Document Type : Research Article
Abstract
Abstract: Wheat (Triticum aestivum L.) is considered one of the world's most important
cereal crops. Every year 704 million tons of grain is produced worldwide. Bread wheat
croplands cover 17% of the total crop area. In recent years, sudden changes in air
temperatures have a negative impact on the morphological, physiological, biochemical and
molecular properties of wheat and grain yield. Therefore, it is important to create highyielding
and resistant varieties of bread wheat to abiotic factors and to develop its primary
source in the condition of different regions.
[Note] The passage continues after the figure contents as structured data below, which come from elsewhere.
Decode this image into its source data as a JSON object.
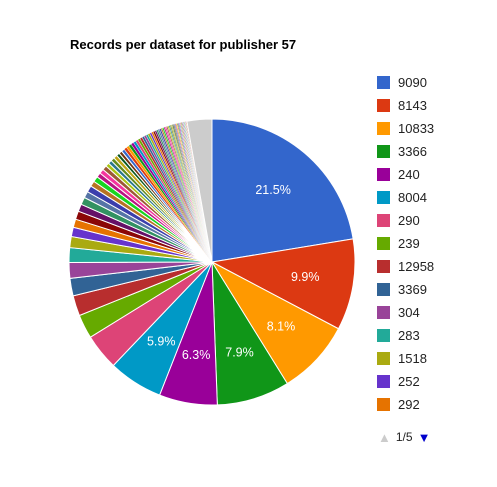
{
  "chart_data": {
    "type": "pie",
    "title": "Records per dataset for publisher 57",
    "legend_position": "right",
    "slices": [
      {
        "label": "9090",
        "value": 21.5,
        "color": "#3366cc",
        "value_label": "21.5%"
      },
      {
        "label": "8143",
        "value": 9.9,
        "color": "#dc3912",
        "value_label": "9.9%"
      },
      {
        "label": "10833",
        "value": 8.1,
        "color": "#ff9900",
        "value_label": "8.1%"
      },
      {
        "label": "3366",
        "value": 7.9,
        "color": "#109618",
        "value_label": "7.9%"
      },
      {
        "label": "240",
        "value": 6.3,
        "color": "#990099",
        "value_label": "6.3%"
      },
      {
        "label": "8004",
        "value": 5.9,
        "color": "#0099c6",
        "value_label": "5.9%"
      },
      {
        "label": "290",
        "value": 3.9,
        "color": "#dd4477",
        "value_label": ""
      },
      {
        "label": "239",
        "value": 2.6,
        "color": "#66aa00",
        "value_label": ""
      },
      {
        "label": "12958",
        "value": 2.2,
        "color": "#b82e2e",
        "value_label": ""
      },
      {
        "label": "3369",
        "value": 1.9,
        "color": "#316395",
        "value_label": ""
      },
      {
        "label": "304",
        "value": 1.7,
        "color": "#994499",
        "value_label": ""
      },
      {
        "label": "283",
        "value": 1.6,
        "color": "#22aa99",
        "value_label": ""
      },
      {
        "label": "1518",
        "value": 1.2,
        "color": "#aaaa11",
        "value_label": ""
      },
      {
        "label": "252",
        "value": 1.0,
        "color": "#6633cc",
        "value_label": ""
      },
      {
        "label": "292",
        "value": 0.9,
        "color": "#e67300",
        "value_label": ""
      },
      {
        "label": "",
        "value": 0.9,
        "color": "#8b0707",
        "value_label": ""
      },
      {
        "label": "",
        "value": 0.8,
        "color": "#651067",
        "value_label": ""
      },
      {
        "label": "",
        "value": 0.8,
        "color": "#329262",
        "value_label": ""
      },
      {
        "label": "",
        "value": 0.7,
        "color": "#5574a6",
        "value_label": ""
      },
      {
        "label": "",
        "value": 0.7,
        "color": "#3b3eac",
        "value_label": ""
      },
      {
        "label": "",
        "value": 0.6,
        "color": "#b77322",
        "value_label": ""
      },
      {
        "label": "",
        "value": 0.6,
        "color": "#16d620",
        "value_label": ""
      },
      {
        "label": "",
        "value": 0.5,
        "color": "#b91383",
        "value_label": ""
      },
      {
        "label": "",
        "value": 0.5,
        "color": "#f4359e",
        "value_label": ""
      },
      {
        "label": "",
        "value": 0.5,
        "color": "#9c5935",
        "value_label": ""
      },
      {
        "label": "",
        "value": 0.4,
        "color": "#a9c413",
        "value_label": ""
      },
      {
        "label": "",
        "value": 0.4,
        "color": "#2a778d",
        "value_label": ""
      },
      {
        "label": "",
        "value": 0.4,
        "color": "#668d1c",
        "value_label": ""
      },
      {
        "label": "",
        "value": 0.4,
        "color": "#bea413",
        "value_label": ""
      },
      {
        "label": "",
        "value": 0.35,
        "color": "#0c5922",
        "value_label": ""
      },
      {
        "label": "",
        "value": 0.35,
        "color": "#743411",
        "value_label": ""
      },
      {
        "label": "",
        "value": 0.35,
        "color": "#3366cc",
        "value_label": ""
      },
      {
        "label": "",
        "value": 0.3,
        "color": "#dc3912",
        "value_label": ""
      },
      {
        "label": "",
        "value": 0.3,
        "color": "#ff9900",
        "value_label": ""
      },
      {
        "label": "",
        "value": 0.3,
        "color": "#109618",
        "value_label": ""
      },
      {
        "label": "",
        "value": 0.3,
        "color": "#990099",
        "value_label": ""
      },
      {
        "label": "",
        "value": 0.28,
        "color": "#0099c6",
        "value_label": ""
      },
      {
        "label": "",
        "value": 0.28,
        "color": "#dd4477",
        "value_label": ""
      },
      {
        "label": "",
        "value": 0.26,
        "color": "#66aa00",
        "value_label": ""
      },
      {
        "label": "",
        "value": 0.26,
        "color": "#b82e2e",
        "value_label": ""
      },
      {
        "label": "",
        "value": 0.24,
        "color": "#316395",
        "value_label": ""
      },
      {
        "label": "",
        "value": 0.24,
        "color": "#994499",
        "value_label": ""
      },
      {
        "label": "",
        "value": 0.22,
        "color": "#22aa99",
        "value_label": ""
      },
      {
        "label": "",
        "value": 0.22,
        "color": "#aaaa11",
        "value_label": ""
      },
      {
        "label": "",
        "value": 0.2,
        "color": "#6633cc",
        "value_label": ""
      },
      {
        "label": "",
        "value": 0.2,
        "color": "#e67300",
        "value_label": ""
      },
      {
        "label": "",
        "value": 0.2,
        "color": "#8b0707",
        "value_label": ""
      },
      {
        "label": "",
        "value": 0.18,
        "color": "#651067",
        "value_label": ""
      },
      {
        "label": "",
        "value": 0.18,
        "color": "#329262",
        "value_label": ""
      },
      {
        "label": "",
        "value": 0.17,
        "color": "#5574a6",
        "value_label": ""
      },
      {
        "label": "",
        "value": 0.17,
        "color": "#3b3eac",
        "value_label": ""
      },
      {
        "label": "",
        "value": 0.16,
        "color": "#b77322",
        "value_label": ""
      },
      {
        "label": "",
        "value": 0.16,
        "color": "#16d620",
        "value_label": ""
      },
      {
        "label": "",
        "value": 0.15,
        "color": "#b91383",
        "value_label": ""
      },
      {
        "label": "",
        "value": 0.15,
        "color": "#f4359e",
        "value_label": ""
      },
      {
        "label": "",
        "value": 0.14,
        "color": "#9c5935",
        "value_label": ""
      },
      {
        "label": "",
        "value": 0.14,
        "color": "#a9c413",
        "value_label": ""
      },
      {
        "label": "",
        "value": 0.13,
        "color": "#2a778d",
        "value_label": ""
      },
      {
        "label": "",
        "value": 0.13,
        "color": "#668d1c",
        "value_label": ""
      },
      {
        "label": "",
        "value": 0.12,
        "color": "#bea413",
        "value_label": ""
      },
      {
        "label": "",
        "value": 0.12,
        "color": "#0c5922",
        "value_label": ""
      },
      {
        "label": "",
        "value": 0.11,
        "color": "#743411",
        "value_label": ""
      },
      {
        "label": "",
        "value": 0.11,
        "color": "#3366cc",
        "value_label": ""
      },
      {
        "label": "",
        "value": 0.1,
        "color": "#dc3912",
        "value_label": ""
      },
      {
        "label": "",
        "value": 0.1,
        "color": "#ff9900",
        "value_label": ""
      },
      {
        "label": "",
        "value": 0.1,
        "color": "#109618",
        "value_label": ""
      },
      {
        "label": "",
        "value": 0.1,
        "color": "#990099",
        "value_label": ""
      },
      {
        "label": "",
        "value": 0.09,
        "color": "#0099c6",
        "value_label": ""
      },
      {
        "label": "",
        "value": 0.09,
        "color": "#dd4477",
        "value_label": ""
      },
      {
        "label": "",
        "value": 0.09,
        "color": "#66aa00",
        "value_label": ""
      },
      {
        "label": "",
        "value": 0.08,
        "color": "#b82e2e",
        "value_label": ""
      },
      {
        "label": "",
        "value": 0.08,
        "color": "#316395",
        "value_label": ""
      },
      {
        "label": "",
        "value": 0.08,
        "color": "#994499",
        "value_label": ""
      },
      {
        "label": "",
        "value": 0.08,
        "color": "#22aa99",
        "value_label": ""
      },
      {
        "label": "",
        "value": 0.07,
        "color": "#aaaa11",
        "value_label": ""
      },
      {
        "label": "",
        "value": 0.07,
        "color": "#6633cc",
        "value_label": ""
      },
      {
        "label": "",
        "value": 0.07,
        "color": "#e67300",
        "value_label": ""
      },
      {
        "label": "",
        "value": 0.07,
        "color": "#8b0707",
        "value_label": ""
      },
      {
        "label": "",
        "value": 2.7,
        "color": "#cccccc",
        "value_label": ""
      }
    ],
    "legend": {
      "visible_count": 15,
      "pager": {
        "text": "1/5",
        "prev_enabled": false,
        "next_enabled": true
      }
    },
    "colors": {
      "pager_disabled": "#cccccc",
      "pager_enabled": "#0000cc"
    }
  }
}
In the result of this study, the influence of
high temperature which varied from 30°С and above continuously during spiking and
maturation period of grain, especially in the period of grain filling, on grain quality and
productivity has been studied thoroughly for southern parts of Uzbekistan. Mostly, winter
bread wheat varieties are grown in these southern regions. The optimal sowing time in
autumn season is the second decade of October. In order to determine the heat resistance
of the winter wheat varieties that are mostly grown in the Republic and selected in the
result of breeding, the experiments and observations were carried out on optimal and late
sowing periods. The optimal planting time was found to be appropriate on the 15th of
October and for late sowing the 15th of November. At the same time, late sown varieties and
samples are divided into resistant and non-resistant groups due to the delay in the
maturation period and greater exposure to heat. At the study, temperatures during the
growth period were calculated and daily temperatures during the grain filling period were
determined too, and the influence of air temperature on growth phases, height of plant
(cm), spike length (cm), number of spikelets in a spike (pieces), grain weight in a spike(g),
weight of 1000 grains (g), grain nature (g/l), protein amount (%), gluten amount (%), its
changes and the results in optimal and late periods were studied by comparing them.